Hem kadrodaki isimleri, hem de Ece Yörenç’in imzası olacak bu hikâyeyi izlemeye bayıldım! Özlemekten bir yanımı kaybetmişim ama haberim yokmuş resmen! İzlediklerinizi gözünüz bir yerden ısırıyormuş gibi olsa da kendini izletecek çok güzel bir bütün haline gelmiş…

Korludağ’a gelen Cesur ile başlıyor hikaye. Daha meydana varmadan Sühan ile karşılaşıyorlar ve onun hayatını kurtarıyor. Ufak bir kaza sonucu aksiyonun tam ortasında tanışan çiftimiz ilk anda fiziksel bir etkileşim yaşıyorlar. Tahsin Korludağ’ın babasına yaşattıklarının intikamını almaya ant içmiş Cesur, kasabaya yerleşirken Sühan’ın da kalbinde kendinde bir yer bulacak ve intikamla aşkın bir kalbe sığmayacaklarını öğrenecekler. Görünen o ki bu kolay bir yoldan gerçekleşmeyecek.

Gelelim ilk bölüme…

3 Doors Down'ın Kryptonite'ı ile tam Cesur'un serseriliğine uyan bir şekilde ve daha ilk dakikasında müthiş aksiyonlu bir girişle karşıladı bizi Cesur ve Güzel. Esas kız ve esas oğlanın ilk dakikada böyle güçlü bir anda karşılaşmaları harika bir açılış sahnesiydi.

Dizi ilk bölümüyle girişte elini masaya vurmuş. Beni bir silkeledi olduğum yerde.

Cesur'un ukalalığına bayıldım! Ekranda böyle kendinden emin ve bunun için sağlam nedenleri olan bir karakter görmeyeli, içime sinmeyeli hayli olmuştu. İntikam planına küçük bir kaza sonucu erken başlamak zorunda kalması ve ardından gelişen olaylar “bir tık” fazla geldiyse de izlemekten büyük keyif aldım.

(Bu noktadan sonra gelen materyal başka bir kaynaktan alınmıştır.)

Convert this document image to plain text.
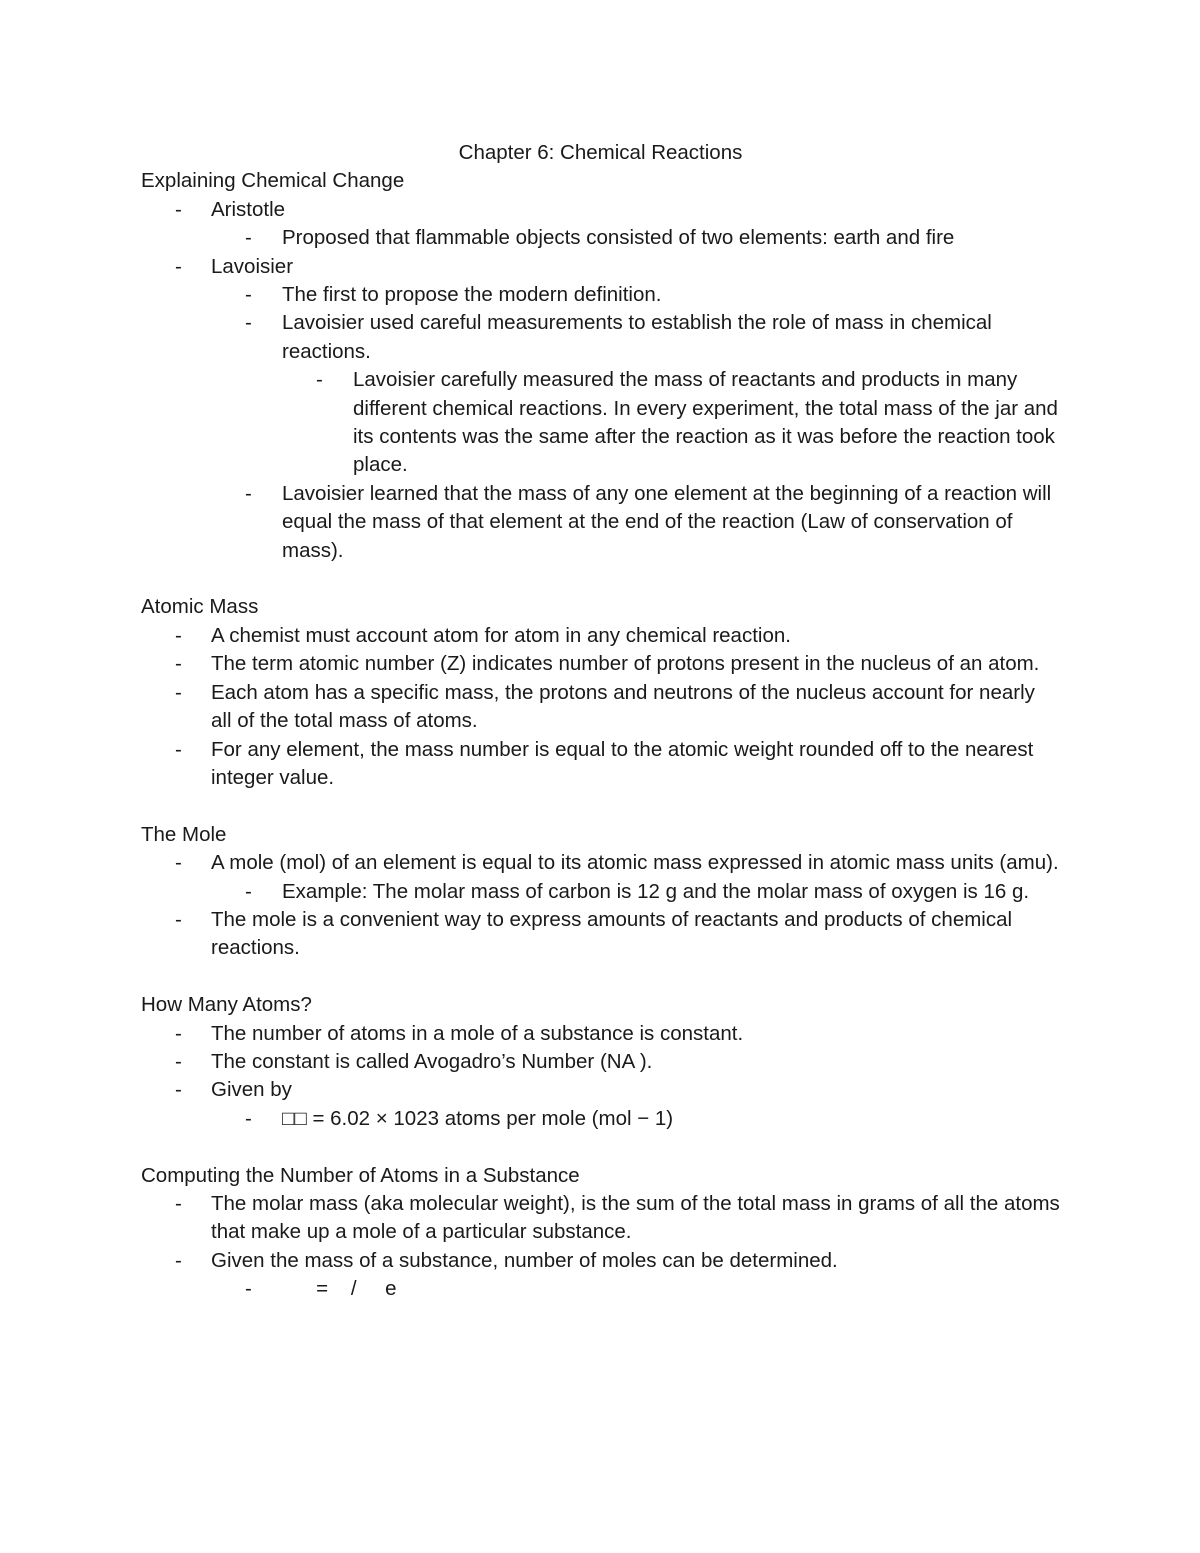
Chapter 6: Chemical Reactions
Explaining Chemical Change
- Aristotle
- Proposed that flammable objects consisted of two elements: earth and fire
- Lavoisier
- The first to propose the modern definition.
- Lavoisier used careful measurements to establish the role of mass in chemical reactions.
- Lavoisier carefully measured the mass of reactants and products in many different chemical reactions. In every experiment, the total mass of the jar and its contents was the same after the reaction as it was before the reaction took place.
- Lavoisier learned that the mass of any one element at the beginning of a reaction will equal the mass of that element at the end of the reaction (Law of conservation of mass).
Atomic Mass
- A chemist must account atom for atom in any chemical reaction.
- The term atomic number (Z) indicates number of protons present in the nucleus of an atom.
- Each atom has a specific mass, the protons and neutrons of the nucleus account for nearly all of the total mass of atoms.
- For any element, the mass number is equal to the atomic weight rounded off to the nearest integer value.
The Mole
- A mole (mol) of an element is equal to its atomic mass expressed in atomic mass units (amu).
- Example: The molar mass of carbon is 12 g and the molar mass of oxygen is 16 g.
- The mole is a convenient way to express amounts of reactants and products of chemical reactions.
How Many Atoms?
- The number of atoms in a mole of a substance is constant.
- The constant is called Avogadro’s Number (NA ).
- Given by
- □□ = 6.02 × 1023 atoms per mole (mol − 1)
Computing the Number of Atoms in a Substance
- The molar mass (aka molecular weight), is the sum of the total mass in grams of all the atoms that make up a mole of a particular substance.
- Given the mass of a substance, number of moles can be determined.
- =    /     e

Sühan'ın hem her şeyi ben bilirim hem inatçı keçiyim hali beni bir miktar şaşırttı açıkçası. Daha oturaklı bir kız bekliyordum. İnatçı ama daha sakin… Sühan adının dinginliğine ters düşecek şekilde burnu dik duranlardan. Bir tek erkek arkadaş seçimi konusunda gözlerimi devirdim ama onun da hakkı var. Korludağ’da kim var ki kime bakacak?

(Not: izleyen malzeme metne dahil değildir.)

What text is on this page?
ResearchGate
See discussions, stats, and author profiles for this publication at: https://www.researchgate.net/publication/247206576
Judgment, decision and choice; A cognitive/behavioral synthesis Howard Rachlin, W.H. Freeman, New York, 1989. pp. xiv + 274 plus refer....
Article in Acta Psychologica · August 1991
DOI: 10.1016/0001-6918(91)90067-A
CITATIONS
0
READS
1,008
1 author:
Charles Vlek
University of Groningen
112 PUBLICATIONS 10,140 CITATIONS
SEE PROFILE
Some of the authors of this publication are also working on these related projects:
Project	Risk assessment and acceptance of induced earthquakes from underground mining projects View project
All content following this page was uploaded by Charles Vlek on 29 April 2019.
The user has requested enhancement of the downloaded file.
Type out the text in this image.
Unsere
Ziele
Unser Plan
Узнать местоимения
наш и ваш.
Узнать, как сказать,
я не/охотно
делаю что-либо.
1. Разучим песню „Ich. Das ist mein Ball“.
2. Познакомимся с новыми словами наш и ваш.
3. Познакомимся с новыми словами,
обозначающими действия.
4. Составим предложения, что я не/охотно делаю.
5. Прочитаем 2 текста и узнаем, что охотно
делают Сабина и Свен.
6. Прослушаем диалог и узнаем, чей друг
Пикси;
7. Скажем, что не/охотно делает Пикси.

Bülent’in ekrandan böyle gerçekçi yansıması Serkan Altunorak’ın onu bu kadar iştahla oynaması sinir bozucu bir karakteri bile keyifle izlememi sağladı.

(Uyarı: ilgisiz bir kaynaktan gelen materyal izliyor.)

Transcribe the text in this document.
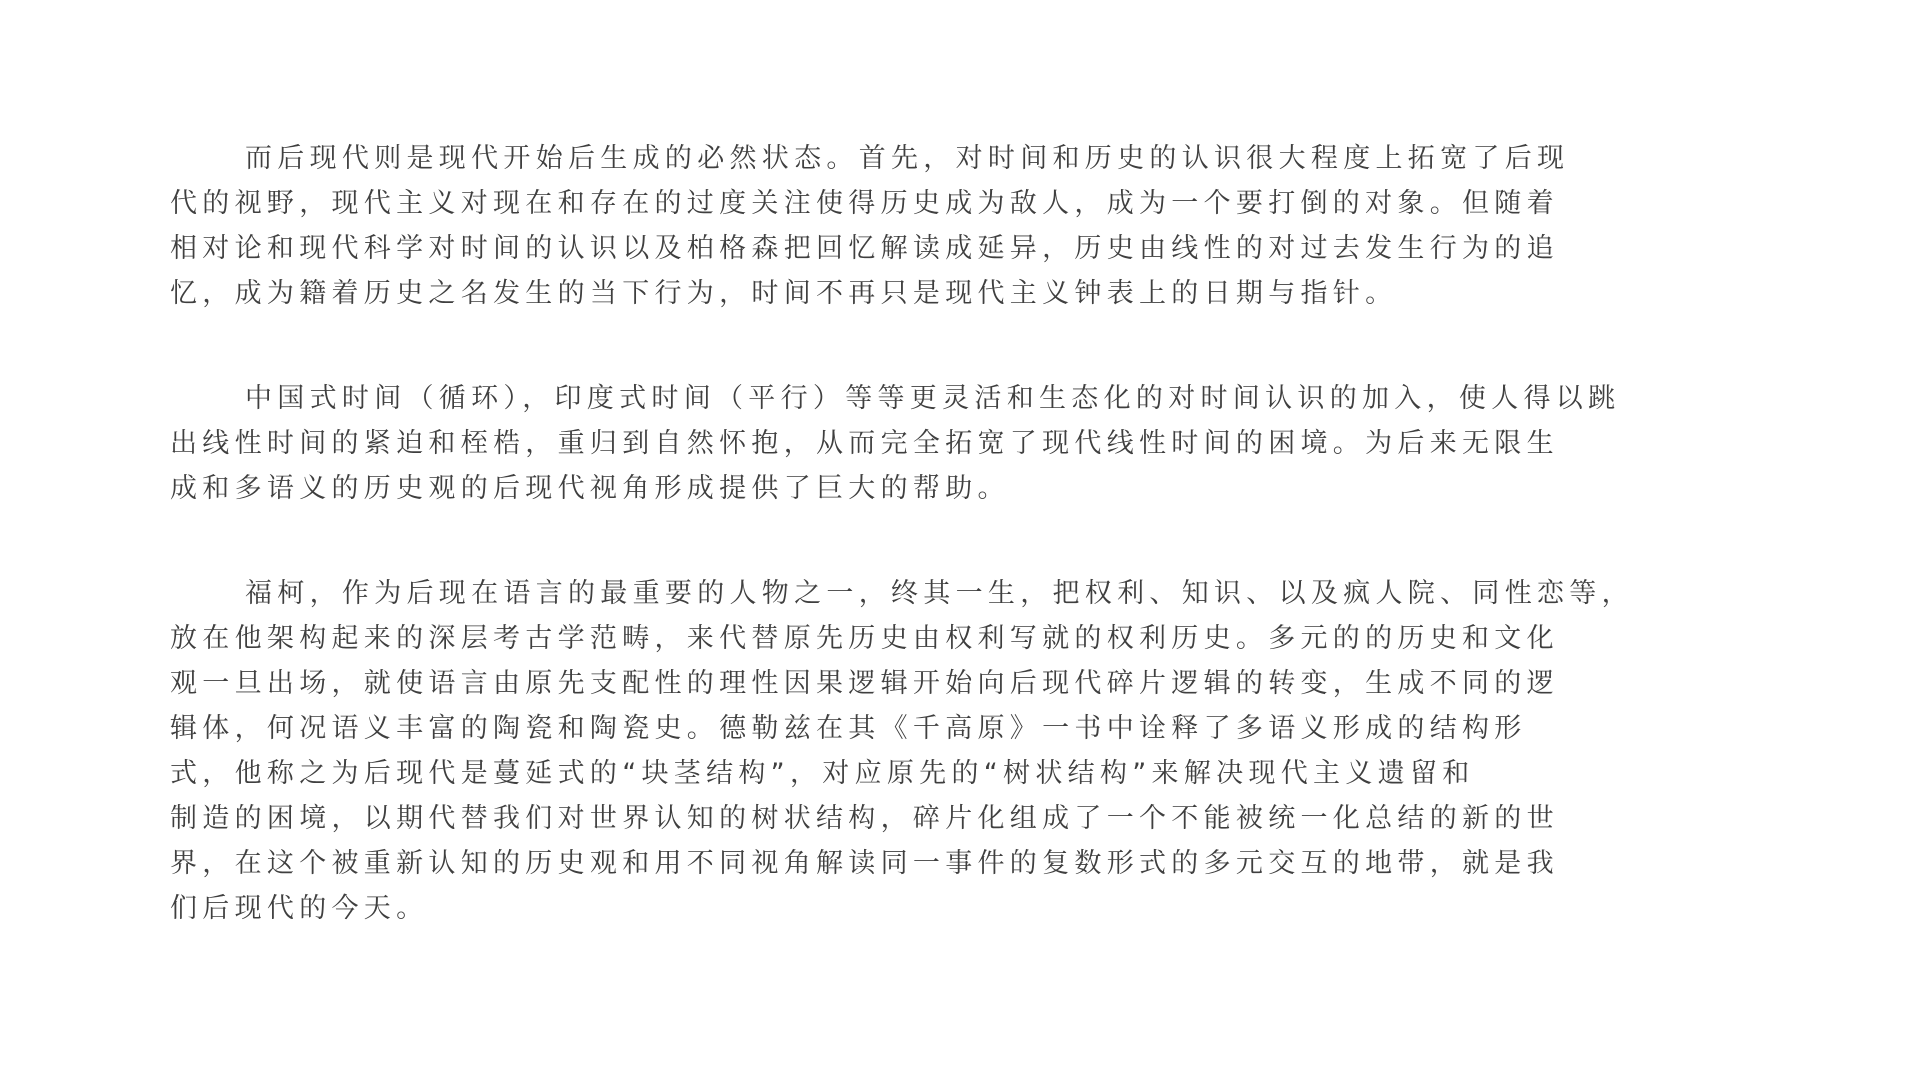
而后现代则是现代开始后生成的必然状态。首先，对时间和历史的认识很大程度上拓宽了后现
代的视野，现代主义对现在和存在的过度关注使得历史成为敌人，成为一个要打倒的对象。但随着
相对论和现代科学对时间的认识以及柏格森把回忆解读成延异，历史由线性的对过去发生行为的追
忆，成为籍着历史之名发生的当下行为，时间不再只是现代主义钟表上的日期与指针。
中国式时间（循环），印度式时间（平行）等等更灵活和生态化的对时间认识的加入，使人得以跳
出线性时间的紧迫和桎梏，重归到自然怀抱，从而完全拓宽了现代线性时间的困境。为后来无限生
成和多语义的历史观的后现代视角形成提供了巨大的帮助。
福柯，作为后现在语言的最重要的人物之一，终其一生，把权利、知识、以及疯人院、同性恋等，
放在他架构起来的深层考古学范畴，来代替原先历史由权利写就的权利历史。多元的的历史和文化
观一旦出场，就使语言由原先支配性的理性因果逻辑开始向后现代碎片逻辑的转变，生成不同的逻
辑体，何况语义丰富的陶瓷和陶瓷史。德勒兹在其《千高原》一书中诠释了多语义形成的结构形
式，他称之为后现代是蔓延式的“块茎结构”，对应原先的“树状结构”来解决现代主义遗留和
制造的困境，以期代替我们对世界认知的树状结构，碎片化组成了一个不能被统一化总结的新的世
界，在这个被重新认知的历史观和用不同视角解读同一事件的复数形式的多元交互的地带，就是我
们后现代的今天。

Tahsin Korludağ’a gelecek olursak "Bir ben varım büyük, öbürleri hep benim elemanlar!" heybetiyle girdiği sahneden yerini belirledi. Hem kök söktürecek hem kök sökeceklerden... Sühan’ın, babasının ona olan zaafını bilmesi ve gerektiğinde herkesin bu karta oynaması Tahsin Bey için açık tehdit ama hadi hayırlısı.

Tehdit demişken, daha ilk bölümden fire verdi Korludağ ailesi. Anlayıp dinlemeden, olayı açıklığa kavuşturmadan Kemal’in kalemi kırıldı. Kırıldı ama Cesur’un yanında da iş buldu. Oradan çok güzel bir dostluk izleriz diye umut ediyorum. Fırat Altunmeşe’yi Kıvanç Tatlıtuğ’la izlemek büyük keyif olacak benim için. Kadroda olduğunu öğrendiğimde inanılmaz sevinmiştim.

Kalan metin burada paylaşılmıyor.